Superman being at the academy and me being here with our babyish toddler while working part time has got to be one of the most difficult things I've ever done mentally, emotionally and spiritually. I would say physically, too, but it's a different kind of physically. Certainly the toughest long-haul physical thing I've done. Giving birth to said child was the most difficult "short-term" thing I've ever done physically though no woman in labor would agree with her condition seeming "short-term."
People ask how I'm doing and I reply as honestly as I can but do they *really* want to know how many weeks it's been since my counter was clear of dirty dishes? Or would they rather hear about my scummy bathtub? Clouds of pet hair drifting about on the floors? Me falling into bed exhausted, sure I won't make it through yet ANOTHER night of the mighty-molars barging their way through Kem's tender gums?

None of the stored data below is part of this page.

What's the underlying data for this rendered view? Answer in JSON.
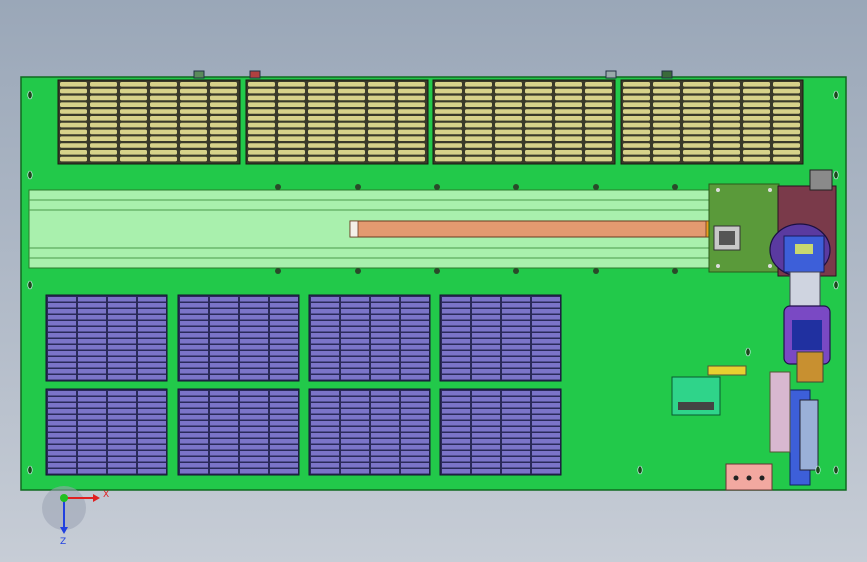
{
  "colors": {
    "background_top": "#9aa7b8",
    "board": "#22c94a",
    "board_edge": "#0f6a1f",
    "tray_slats": "#d7d28a",
    "tray_gaps": "#3a3a2a",
    "rail": "#a9f0ad",
    "slider": "#e39a70",
    "cell_grid": "#7b74c8",
    "robot_purple": "#7a49c4",
    "robot_blue": "#3d5fd9",
    "axis_x": "#e02020",
    "axis_y": "#2040e0",
    "axis_origin": "#20c020"
  },
  "axes": {
    "x_label": "X",
    "y_label": "Z"
  },
  "icons": [
    "mounting-hole-icon",
    "coordinate-axis-icon"
  ]
}
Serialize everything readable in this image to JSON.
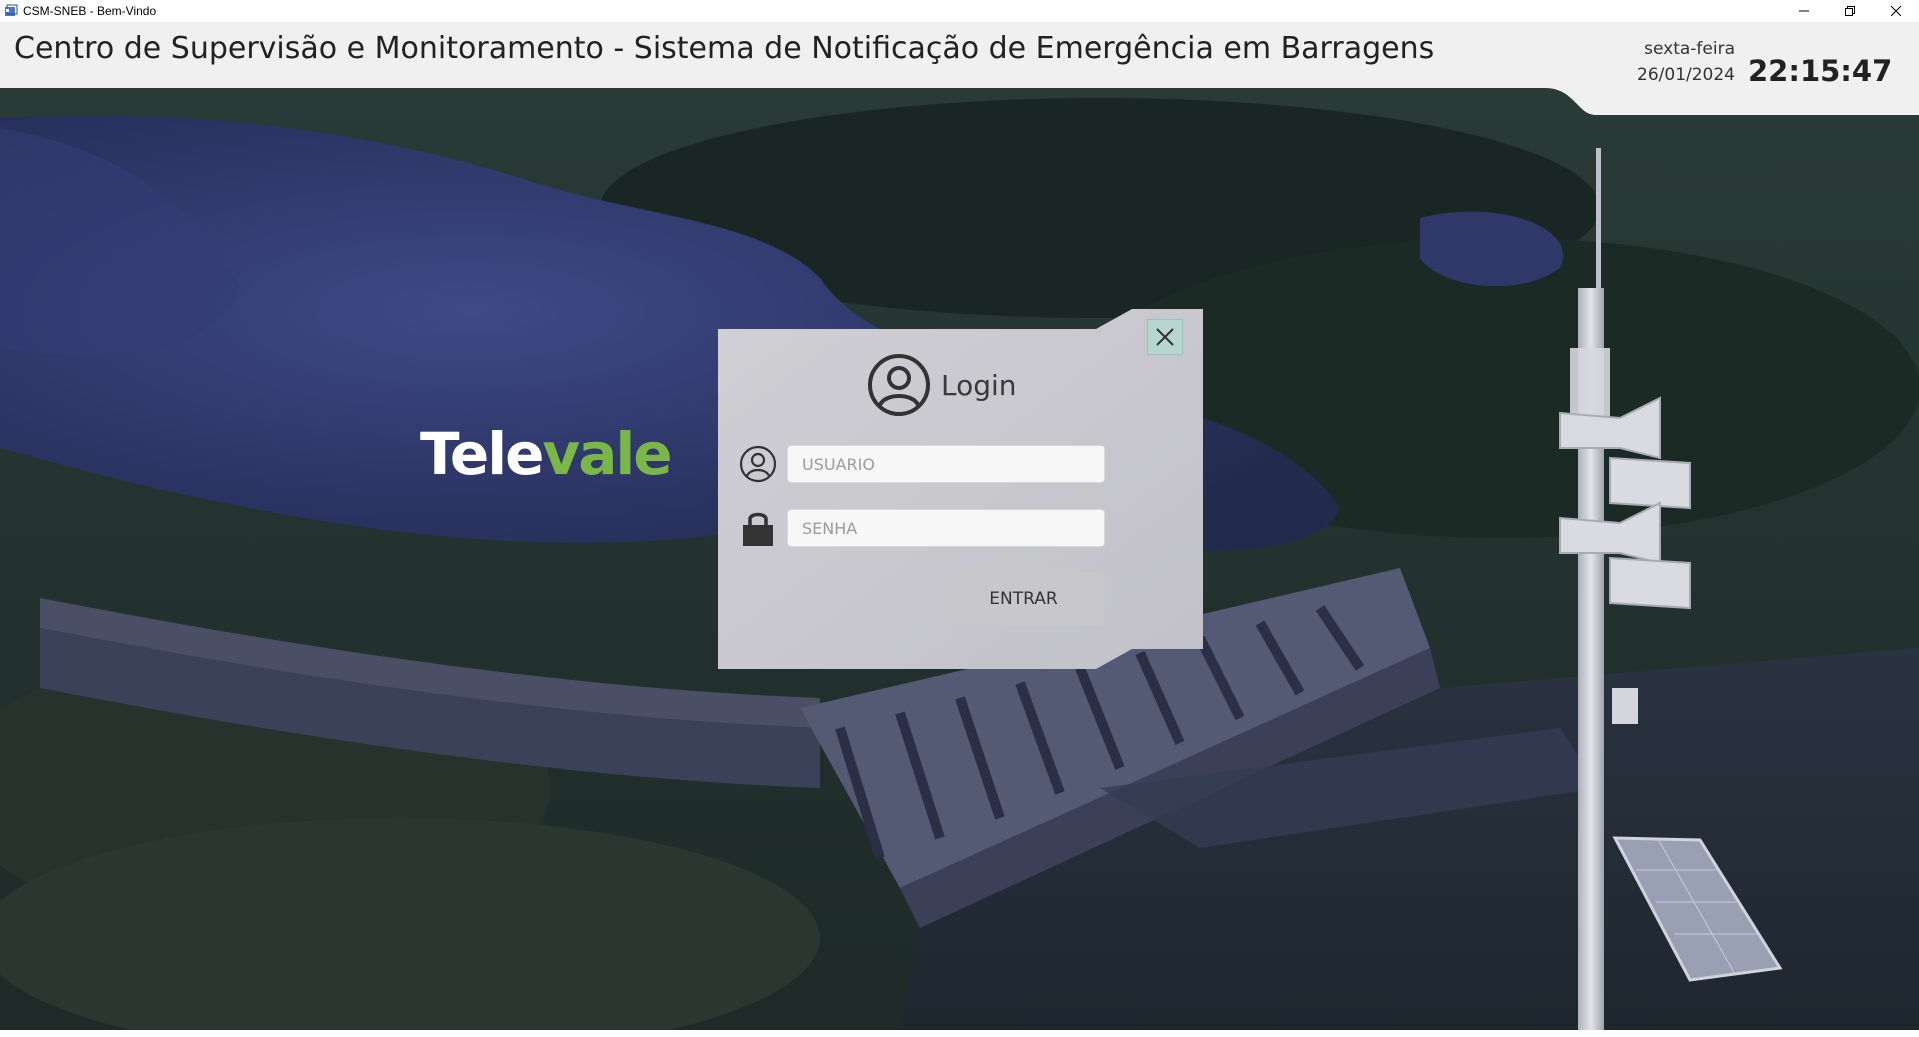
{
  "window": {
    "title": "CSM-SNEB - Bem-Vindo",
    "controls": [
      "minimize-icon",
      "restore-icon",
      "close-icon"
    ]
  },
  "header": {
    "title": "Centro de Supervisão e Monitoramento - Sistema de Notificação de Emergência em Barragens",
    "weekday": "sexta-feira",
    "date": "26/01/2024",
    "time": "22:15:47"
  },
  "logo": {
    "part1": "Tele",
    "part2": "vale"
  },
  "login": {
    "title": "Login",
    "username_placeholder": "USUARIO",
    "username_value": "",
    "password_placeholder": "SENHA",
    "password_value": "",
    "submit_label": "ENTRAR",
    "icons": [
      "user-circle-icon",
      "user-icon",
      "lock-icon",
      "close-icon"
    ]
  },
  "colors": {
    "header_bg": "#f0f0f0",
    "dialog_bg": "#c9c8cf",
    "close_button_bg": "#b7d6cd",
    "logo_green": "#7ab648",
    "scene_water": "#2d3566"
  }
}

In a lot of ways Superman's absence is wonderful. It's one less person to have to work around. Kem and I get into our little routines and then he visits on weekends. Most of the time he's not really 'here' because he has to study, though. He tries to get in some quality time with us. I'm so glad he didn't have to be gone for the entire six months; you military families have my utmost respect and support.
Some days are better than others. Seeing my counselor helps. A LOT. Last week he asked me how I felt about possibly going on some anti-depressants (not solely because of academy-related stress, though that certainly contributes; there's LOTS more going on that pretty much completely sucks away my desire to write here.)
And on that note, I have nothing else to say.
I suppose you don't want to hear about how the letters of the alphabet are arranged in my head, do you? I thought not. Thanks to Bethany Actually I am able to self-diagnose myself with number form synesthesia, which is somewhat exciting. I read about synesthesia in college and while I think it would be sort of cool to be able to taste words I'm sure it gets old really quickly. I'll keep my spatially-located numbers, letters and oh, days of the week too. And years. Wow, I hadn't realized how all these things relate until now. I've never really looked into it; just thought it was normal, I guess. Cool! I have a neurological condition! (Said the person who specialized in neuroscience (majored in biology.)) How exciting. I wish I had the time to design and conduct experiments on myself.
This whole post has pretty much wasted time before I have to address our finances. It's too much for Superman to handle while at the academy so I'm taking back that responsibility (I've managed it most of our marriage.) I gave it to him when I realized that it was way too much responsibility for a new mom to handle. Making sure the baby and I were fed and clean each day of the week was more than enough for me to think about. There was no way I was going to consistently remember to check up on bills and it was stressing me out.